かつての王妃のように、聖女としての力がないならまだしも、王女にはその力があった。ならば、元聖女など不要ではないか。
愕然とする王女に、宰相は言う。
「王女様、どうぞ聖女としての自覚と誇りをお持ちください。他の者が――ましてや、王に追放されたような者が、ご自分よりも役立つだろうなどとは、ゆめゆめお考えになりませんように」
そして席を立つと、宰相はそのまま立ち去った。
王女はそれを、信じられない思いで見送る。
以前から祖父が、時おりよそよそしいとは感じていた。けれども、「おじいさま」ととびきりの笑顔を向ければ、たいていの望みはかなえてくれた。だから今度も、容易くかなえてくれると考えていたのだ。

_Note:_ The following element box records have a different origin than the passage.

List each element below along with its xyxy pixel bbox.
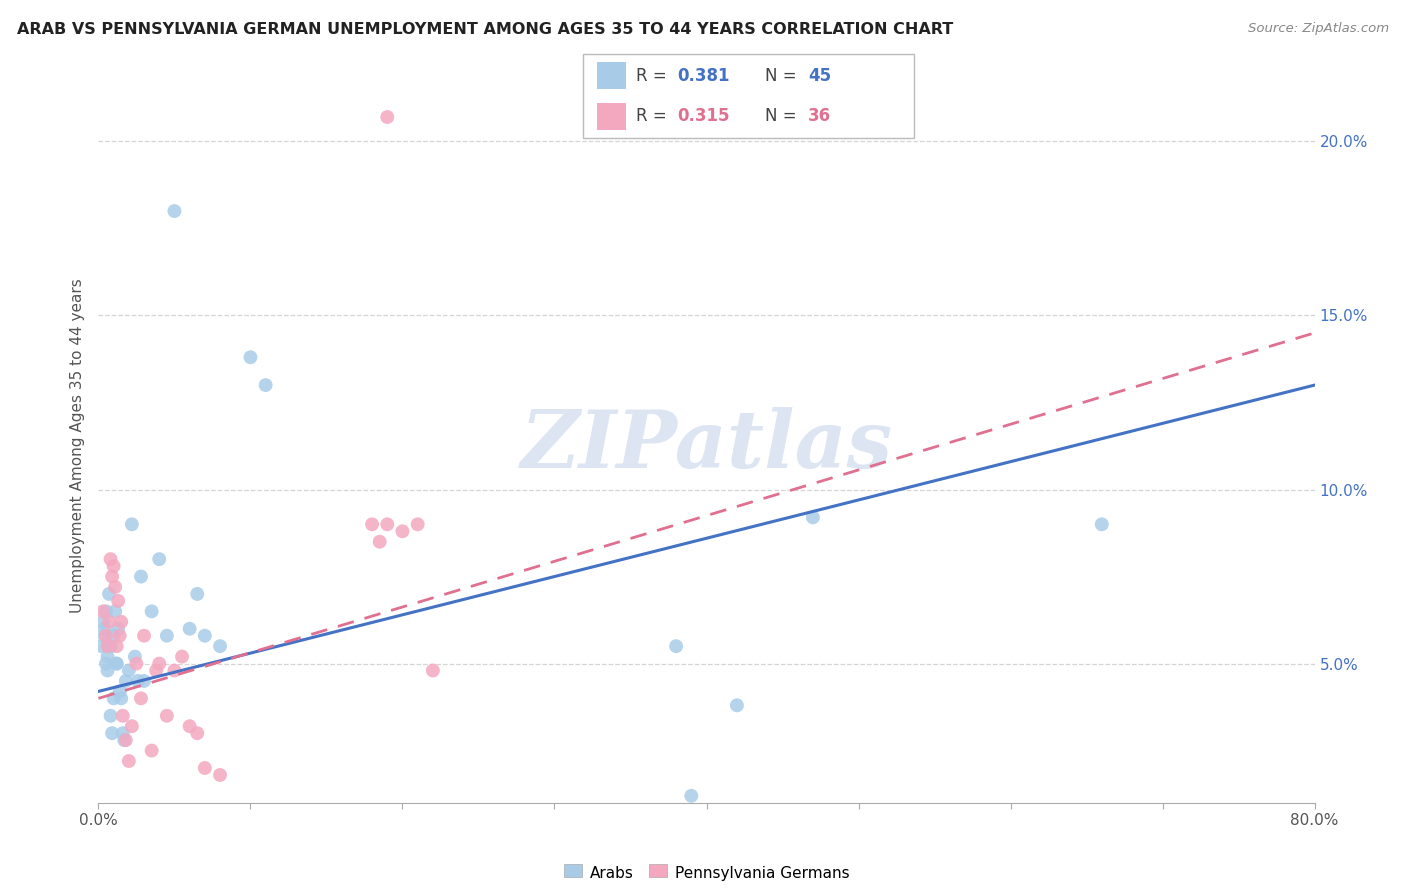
Point	[111, 726, 134, 740]
Point	[145, 664, 167, 678]
Point	[94, 657, 117, 671]
Point	[375, 517, 398, 532]
Point	[179, 622, 201, 636]
Point	[93, 629, 115, 643]
Point	[114, 733, 136, 747]
Bar	[596, 62, 627, 89]
Legend: Arabs, Pennsylvania Germans: Arabs, Pennsylvania Germans	[564, 866, 849, 880]
Point	[105, 639, 128, 653]
Point	[725, 698, 748, 713]
Point	[406, 517, 429, 532]
Point	[170, 649, 193, 664]
Point	[112, 733, 135, 747]
Bar	[596, 103, 627, 130]
Point	[91, 615, 114, 629]
Y-axis label: Unemployment Among Ages 35 to 44 years: Unemployment Among Ages 35 to 44 years	[69, 278, 84, 614]
Point	[179, 719, 201, 733]
Text: N =: N =	[765, 107, 801, 125]
Point	[118, 664, 141, 678]
Point	[375, 110, 398, 124]
Text: ARAB VS PENNSYLVANIA GERMAN UNEMPLOYMENT AMONG AGES 35 TO 44 YEARS CORRELATION C: ARAB VS PENNSYLVANIA GERMAN UNEMPLOYMENT…	[17, 22, 953, 37]
Point	[194, 629, 217, 643]
Point	[132, 673, 155, 688]
Point	[96, 639, 118, 653]
Text: ZIPatlas: ZIPatlas	[520, 408, 893, 484]
Point	[96, 649, 118, 664]
Point	[194, 761, 217, 775]
Point	[209, 768, 232, 782]
Text: R =: R =	[637, 67, 672, 85]
Point	[361, 517, 384, 532]
Point	[121, 517, 143, 532]
Point	[103, 629, 125, 643]
Point	[129, 569, 152, 583]
Point	[129, 691, 152, 706]
Point	[186, 587, 208, 601]
Point	[114, 673, 136, 688]
Text: 45: 45	[808, 67, 831, 85]
Point	[103, 691, 125, 706]
Text: N =: N =	[765, 67, 801, 85]
Point	[127, 673, 149, 688]
Text: Source: ZipAtlas.com: Source: ZipAtlas.com	[1249, 22, 1389, 36]
Point	[121, 719, 143, 733]
Point	[368, 534, 391, 549]
Point	[391, 524, 413, 539]
Point	[163, 204, 186, 219]
Point	[156, 629, 179, 643]
Point	[104, 580, 127, 594]
Point	[422, 664, 444, 678]
Point	[94, 604, 117, 618]
Point	[1091, 517, 1114, 532]
Text: R =: R =	[637, 107, 672, 125]
Point	[132, 629, 155, 643]
Point	[105, 657, 128, 671]
Point	[98, 587, 121, 601]
Point	[111, 708, 134, 723]
Point	[681, 789, 703, 803]
Point	[100, 639, 122, 653]
Point	[107, 594, 129, 608]
Point	[141, 743, 163, 757]
Point	[163, 664, 186, 678]
Point	[103, 559, 125, 574]
Point	[100, 552, 122, 566]
Point	[105, 657, 128, 671]
Point	[100, 708, 122, 723]
Point	[148, 552, 170, 566]
Point	[108, 629, 131, 643]
Point	[101, 569, 124, 583]
Point	[98, 615, 121, 629]
Point	[110, 615, 132, 629]
Point	[254, 378, 277, 392]
Point	[108, 684, 131, 698]
Point	[96, 664, 118, 678]
Text: 0.315: 0.315	[678, 107, 730, 125]
Point	[141, 604, 163, 618]
Text: 36: 36	[808, 107, 831, 125]
Point	[124, 649, 146, 664]
Point	[239, 350, 262, 364]
Point	[209, 639, 232, 653]
Point	[104, 604, 127, 618]
Point	[110, 691, 132, 706]
Point	[186, 726, 208, 740]
Point	[90, 639, 112, 653]
Point	[93, 622, 115, 636]
Point	[107, 622, 129, 636]
Point	[125, 657, 148, 671]
Text: 0.381: 0.381	[678, 67, 730, 85]
Point	[101, 726, 124, 740]
Point	[91, 604, 114, 618]
Point	[148, 657, 170, 671]
Point	[665, 639, 688, 653]
Point	[118, 754, 141, 768]
Point	[98, 639, 121, 653]
Point	[94, 629, 117, 643]
Point	[801, 510, 824, 524]
Point	[156, 708, 179, 723]
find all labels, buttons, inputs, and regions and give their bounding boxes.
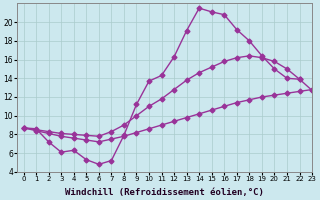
X-axis label: Windchill (Refroidissement éolien,°C): Windchill (Refroidissement éolien,°C) bbox=[65, 188, 264, 197]
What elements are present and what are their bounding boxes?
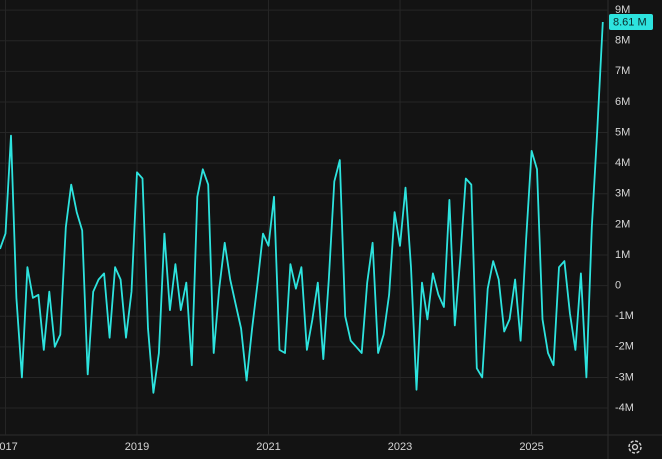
y-tick-label: 0 bbox=[615, 280, 621, 292]
x-tick-label: 2023 bbox=[388, 441, 412, 453]
y-tick-label: 3M bbox=[615, 188, 630, 200]
line bbox=[0, 21, 604, 394]
y-tick-label: 7M bbox=[615, 65, 630, 77]
y-tick-label: -2M bbox=[615, 341, 634, 353]
y-tick-label: 9M bbox=[615, 4, 630, 16]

そんな彼女の元に、成り行きを見守っていたメノウが、つと歩み寄る。
「王女様。どうか、ご自分のお役目を投げ出すようなことは、おやめくださいまし。王女様は、母君様の腹に宿った時より、聖女となる運命をお持ちのお方。それが、このような仕儀……わたくしは悲しゅうございます」
「メノウ……」
静かに言って目を伏せるメノウに、王女は思わず唇を噛みしめた。
王女にとって最も辛いのは、メノウを悲しませることだ。
彼女にとっては、メノウは母に等しい存在だった。
亡くなって久しい母は肖像画でしか見たことがなく、父とはほとんど顔を合わせたことがない。そのため、王女にとって両親は遠い存在であり、周囲に侍る女官たちと較べてさえ、どうでもいい存在だった。
だがメノウは、彼女が赤ん坊のころから傍にいて、なにくれとなく世話をしてくれた。
「ごめんなさい。……もう二度と今日のようなことは言わないわ。だから、悲しまないでちょうだい、メノウ」
王女は立ち上がると、素直に謝る。そして思った。たとえどれほど祈りの時間が退屈であろうとも、メノウを悲しませないためには、耐えるしかないのだと。